Un partido cambió su vida; sin saber quién es, quiénes son las personas que le rodean o cuántos años tiene. Así vivió durante 46 días César Torres, jugador de fútbol amateur del Flitz Simon, equipo de la liga Regional de Río Tercero, Córdoba.
Era abril de 2007 y el Recreativo Elenense se enfrentaba al Flitz Simon. En un momento del encuentro, Nicolás Gigena golpeó con fuerza al balón, pero la nunca de Torres se interpuso en su trayectoria.

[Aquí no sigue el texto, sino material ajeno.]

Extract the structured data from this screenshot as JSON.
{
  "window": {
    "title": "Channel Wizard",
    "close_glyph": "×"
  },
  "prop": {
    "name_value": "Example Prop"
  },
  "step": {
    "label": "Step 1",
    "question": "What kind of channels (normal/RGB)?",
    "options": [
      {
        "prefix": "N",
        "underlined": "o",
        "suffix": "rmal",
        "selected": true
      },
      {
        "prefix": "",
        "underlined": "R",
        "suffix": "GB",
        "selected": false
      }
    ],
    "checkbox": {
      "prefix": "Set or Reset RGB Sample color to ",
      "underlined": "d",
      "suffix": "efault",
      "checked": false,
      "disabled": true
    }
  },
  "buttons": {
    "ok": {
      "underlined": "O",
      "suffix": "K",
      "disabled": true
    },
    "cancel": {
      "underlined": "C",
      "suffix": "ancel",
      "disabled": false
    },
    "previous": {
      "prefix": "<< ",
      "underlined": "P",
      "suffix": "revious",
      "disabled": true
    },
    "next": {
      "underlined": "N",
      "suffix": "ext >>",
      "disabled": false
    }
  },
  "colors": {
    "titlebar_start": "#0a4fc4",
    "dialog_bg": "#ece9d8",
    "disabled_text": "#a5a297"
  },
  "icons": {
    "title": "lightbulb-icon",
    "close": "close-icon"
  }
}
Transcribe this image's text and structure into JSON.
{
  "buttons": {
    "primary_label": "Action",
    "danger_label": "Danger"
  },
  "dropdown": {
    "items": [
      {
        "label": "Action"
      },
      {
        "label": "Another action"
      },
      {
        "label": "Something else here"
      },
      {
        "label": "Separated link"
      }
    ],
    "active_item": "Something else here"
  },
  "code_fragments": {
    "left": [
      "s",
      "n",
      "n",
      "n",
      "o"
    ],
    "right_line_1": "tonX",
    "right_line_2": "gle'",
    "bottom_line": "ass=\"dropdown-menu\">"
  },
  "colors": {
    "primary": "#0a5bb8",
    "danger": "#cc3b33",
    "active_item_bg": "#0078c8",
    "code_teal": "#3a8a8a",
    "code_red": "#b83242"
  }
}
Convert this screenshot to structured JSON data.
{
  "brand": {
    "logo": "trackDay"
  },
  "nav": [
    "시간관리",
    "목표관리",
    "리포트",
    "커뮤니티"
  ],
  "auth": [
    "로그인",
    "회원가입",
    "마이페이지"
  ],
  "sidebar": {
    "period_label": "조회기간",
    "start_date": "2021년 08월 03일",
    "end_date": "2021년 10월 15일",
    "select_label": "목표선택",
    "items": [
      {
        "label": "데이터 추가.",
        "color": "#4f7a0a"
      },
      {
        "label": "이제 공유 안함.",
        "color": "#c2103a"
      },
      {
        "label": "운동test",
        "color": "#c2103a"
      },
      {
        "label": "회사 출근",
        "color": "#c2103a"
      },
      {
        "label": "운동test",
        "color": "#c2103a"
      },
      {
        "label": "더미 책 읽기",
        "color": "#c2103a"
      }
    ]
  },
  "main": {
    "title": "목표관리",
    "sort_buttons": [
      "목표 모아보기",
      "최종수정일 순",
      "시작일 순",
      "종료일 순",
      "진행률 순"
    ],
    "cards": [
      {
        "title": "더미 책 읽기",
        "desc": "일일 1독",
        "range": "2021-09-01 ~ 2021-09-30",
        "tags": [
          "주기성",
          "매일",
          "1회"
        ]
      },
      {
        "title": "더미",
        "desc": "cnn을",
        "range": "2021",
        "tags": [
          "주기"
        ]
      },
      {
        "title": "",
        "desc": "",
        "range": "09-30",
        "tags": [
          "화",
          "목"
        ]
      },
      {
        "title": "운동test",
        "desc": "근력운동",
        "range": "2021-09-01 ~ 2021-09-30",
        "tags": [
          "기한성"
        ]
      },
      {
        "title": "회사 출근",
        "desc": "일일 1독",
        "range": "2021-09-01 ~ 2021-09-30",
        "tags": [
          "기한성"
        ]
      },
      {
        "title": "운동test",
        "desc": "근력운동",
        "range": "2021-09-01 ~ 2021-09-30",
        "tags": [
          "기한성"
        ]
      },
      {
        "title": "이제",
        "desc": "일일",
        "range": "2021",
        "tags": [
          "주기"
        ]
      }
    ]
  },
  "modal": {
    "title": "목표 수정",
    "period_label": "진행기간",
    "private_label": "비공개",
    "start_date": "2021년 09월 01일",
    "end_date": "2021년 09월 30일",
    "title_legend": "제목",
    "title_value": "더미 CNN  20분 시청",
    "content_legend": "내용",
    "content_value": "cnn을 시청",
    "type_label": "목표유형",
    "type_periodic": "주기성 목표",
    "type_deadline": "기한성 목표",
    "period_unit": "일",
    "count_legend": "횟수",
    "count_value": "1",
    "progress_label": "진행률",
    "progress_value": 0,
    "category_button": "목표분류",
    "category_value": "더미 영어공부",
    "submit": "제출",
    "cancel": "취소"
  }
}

Instantes después, Torres yació en el suelo sin saber qué ocurrió, dónde estaba o quiénes eran todas esas personas vestidas de corto.
Teresa y Leopoldo, los padres de Torres, recordaron lo que César no. No sabía ni quienes eran ellos, sólo que le decían Checho, tenía 21 años y estaba jugando al fútbol, cuando quedó en blanco.
Lo revisaron, le hicieron estudios y lo diagnosticaron con amnesia, por la hinchazón en la corteza cerebral, según publicó el diario La Nación.
A los pocos días, Torres intentó continuar con su vida, una vida que solo conoció gracias a lo que le contaron sus padres. Teresa le había dicho que llevaba tres años trabajando en una fábrica, al cual trató de reincorporarse.
Su corteza cerebral se había terminado de deshinchar y comenzó a recordar todo: que se llama César Torres, que se encuentra en la casa de sus padres y que ama el fútbol y a su Córdoba natal. De acuerdo al diario La Nación, César sigue jugando en la actualidad y no le queda ninguna secuela del golpe. Ahora lo hace para Náutico Rumipal, el clásico rival de su querido Fitz Simon.